16. Kahvaltı

19 5 1
                                    

Herkese helloooo

Dediğim gibi her hafta bölüm atmaya çalışıyorum, umarım sizde severek okuyorsunuzdur..

Duşa girdim ve ılık suyun vücudumdan aktığını hissetim, dünyadaki en rahatlatıcı hislerden biriydi bence. Saçlarımı yıkamak için elime saç şampuanından biraz düktüm ve ellerimi kafama götürüp saçlarımı yıkamaya başladım.

Saçlarımı güzelce yıkadım ve köpüklerinden arındırdım, sonra duşun camına çiçekler çizmeye başladım ve çiçeklere bakarak gülümsedim. Duştan çıktıktan sonra üzerime pijamalarımı geçirdim ve saçlarımı kurutup, taradım. Sonra kendimi siyah çarşaflı kocaman yatağıma bıraktım. Odamdaki en sevdiğim şey yatak dışında bir şey olmamasıydı, gerçekten yoktu ve bu o kadar güzeldi ki.

Sonra telefonumdan gelen titreşimi hissetim, telefonun ekranına açıp baktım ve iki tane bildirim olduğunu fark ettim. Önce e postama gelene baktım, tasarımımı gönderdiğim firma benimle küçük bir toplantı ayarlamak istiyordu. Hem fiyatta anlaşmak hem de ortaklığı devam ettirmek için. Kendi markam yoktu ama ortaklıklarım vardı çünkü durup dururken kimse benim çizimimi kabul etmezdi o yüzden birkaç firmayla aynı anda ortaklığım vardı.

22 Ekim günü müsait olacağımı ve görüşebileceğimizi saati ise sonradan ayarlayabileceğimizi söyleyen e postayı hesaplarına attım ve diğer bildirime tıkladım.

Kuvars: Bu gün gece gibi yola çıksak sana da uygun mu?

Yazdığı mesaja kaşlarımı çattım ve tarihe baktım 19 Kasım'dı ve balo yarındı ya da davet artık her neyse.

Laila: Yarın değil mi davet?

Kuvars: Evet ama aynı gün hem gidiş hem balo zor olur diye düşündüm.

Laila: Anladım, o zaman benim içinde uygun.

Kuvars: Tamam, saat 20.00 gibi bineriz uçağa.

Laila: Uçak bileti aldığımızı hatırlamıyorum.

Kuvars: Çünkü gerek yok.

Laila: Nasıl yok? Kaçak yolcu olarak mı bineceğiz?

Kuvars: YSYQSNJK hayır, kaçak olarak binmeyeceğiz.

Laila: Ne yapacağımızı tahmini ne zaman söylersin?

Kuvars: Söylemek zorunda mıyım.

Laila: Evet.

Kuvars: Özel jetim var onunla gideceğiz.

Millet kendine jet alıyor şaka gibi!

Laila: Tamam, sonra görüşürüz.

Mesajımı beğendi ve çevrimdışı oldu.

Saat daha 8.39'du ve bir işim olmadığı için Leo'yu aradım.

Telefonu 3. çalışta açtı.

"Ne oldu Laila?" Sesi uykuluydu.

"Sen, ben, Min-jae, Emily ve Senin bu guruptaki favori üyen olan abim ile kahvaltıya gidelim mi?"

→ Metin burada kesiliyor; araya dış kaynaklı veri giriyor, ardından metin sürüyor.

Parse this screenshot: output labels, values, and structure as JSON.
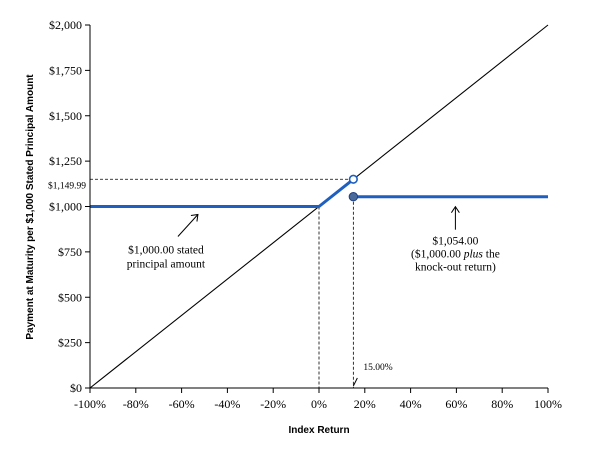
{
  "chart_data": {
    "type": "line",
    "xlabel": "Index Return",
    "ylabel": "Payment at Maturity per $1,000 Stated Principal Amount",
    "xlim": [
      -100,
      100
    ],
    "ylim": [
      0,
      2000
    ],
    "x_ticks": [
      -100,
      -80,
      -60,
      -40,
      -20,
      0,
      20,
      40,
      60,
      80,
      100
    ],
    "x_tick_labels": [
      "-100%",
      "-80%",
      "-60%",
      "-40%",
      "-20%",
      "0%",
      "20%",
      "40%",
      "60%",
      "80%",
      "100%"
    ],
    "y_ticks": [
      0,
      250,
      500,
      750,
      1000,
      1250,
      1500,
      1750,
      2000
    ],
    "y_tick_labels": [
      "$0",
      "$250",
      "$500",
      "$750",
      "$1,000",
      "$1,250",
      "$1,500",
      "$1,750",
      "$2,000"
    ],
    "grid": false,
    "series": [
      {
        "style": "diagonal",
        "color": "#000000",
        "x": [
          -100,
          100
        ],
        "y": [
          0,
          2000
        ]
      },
      {
        "style": "payoff-low",
        "color": "#1f5fbf",
        "x": [
          -100,
          0,
          14.999
        ],
        "y": [
          1000,
          1000,
          1149.99
        ]
      },
      {
        "style": "payoff-high",
        "color": "#1f5fbf",
        "x": [
          15,
          100
        ],
        "y": [
          1054,
          1054
        ]
      }
    ],
    "markers": {
      "open": {
        "x": 14.999,
        "y": 1149.99
      },
      "filled": {
        "x": 15,
        "y": 1054
      }
    },
    "reference_lines": {
      "h_value": 1149.99,
      "h_label": "$1,149.99",
      "v_zero": 0,
      "v_knockout": 15,
      "v_label": "15.00%"
    },
    "annotations": [
      {
        "lines": [
          "$1,000.00 stated",
          "principal amount"
        ],
        "target": {
          "x": -52,
          "y": 1000
        }
      },
      {
        "lines": [
          "$1,054.00",
          "($1,000.00 [plus] the",
          "knock-out return)"
        ],
        "target": {
          "x": 60,
          "y": 1054
        }
      }
    ]
  }
}
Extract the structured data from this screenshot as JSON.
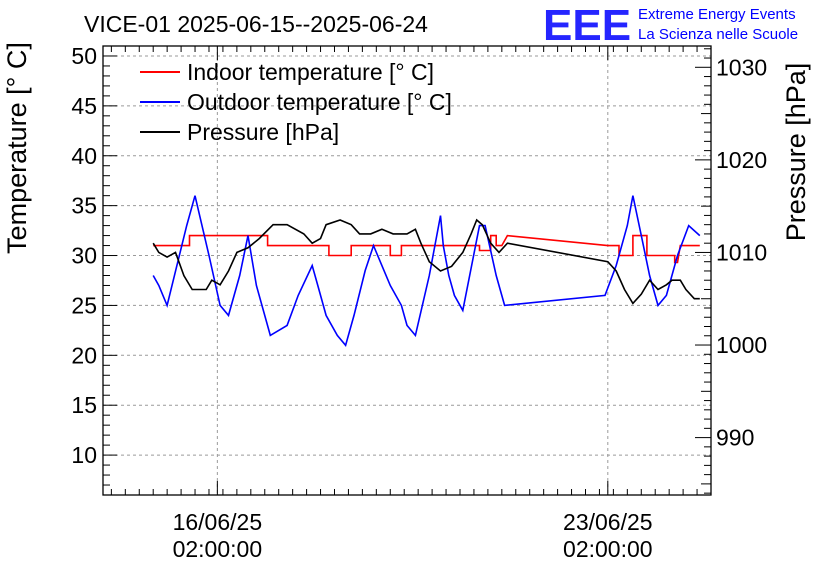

"Düşünmem lazım." Gülerek gözlerimi devirdim.

"Nazlanma."

"Belki benim de bir yerlerim ağrıyor."

"İyi sen gelme o zaman." Tam telefonu kapatmak üzereydim ki bağırdığını duydum. "Tamam geliyorum!" Gülmeye başladım. "O zaman Emily sende ikiniz gelirsiniz."

"Nereye?" Güzel soru ama bir fikrim yok. "Bir de en tehlikeli vatandaşı bana bırakman hoş değil."

"Birinci olarak nereye gideceğiz bilmiyorum ikincisi Emily tehlikeli değil!"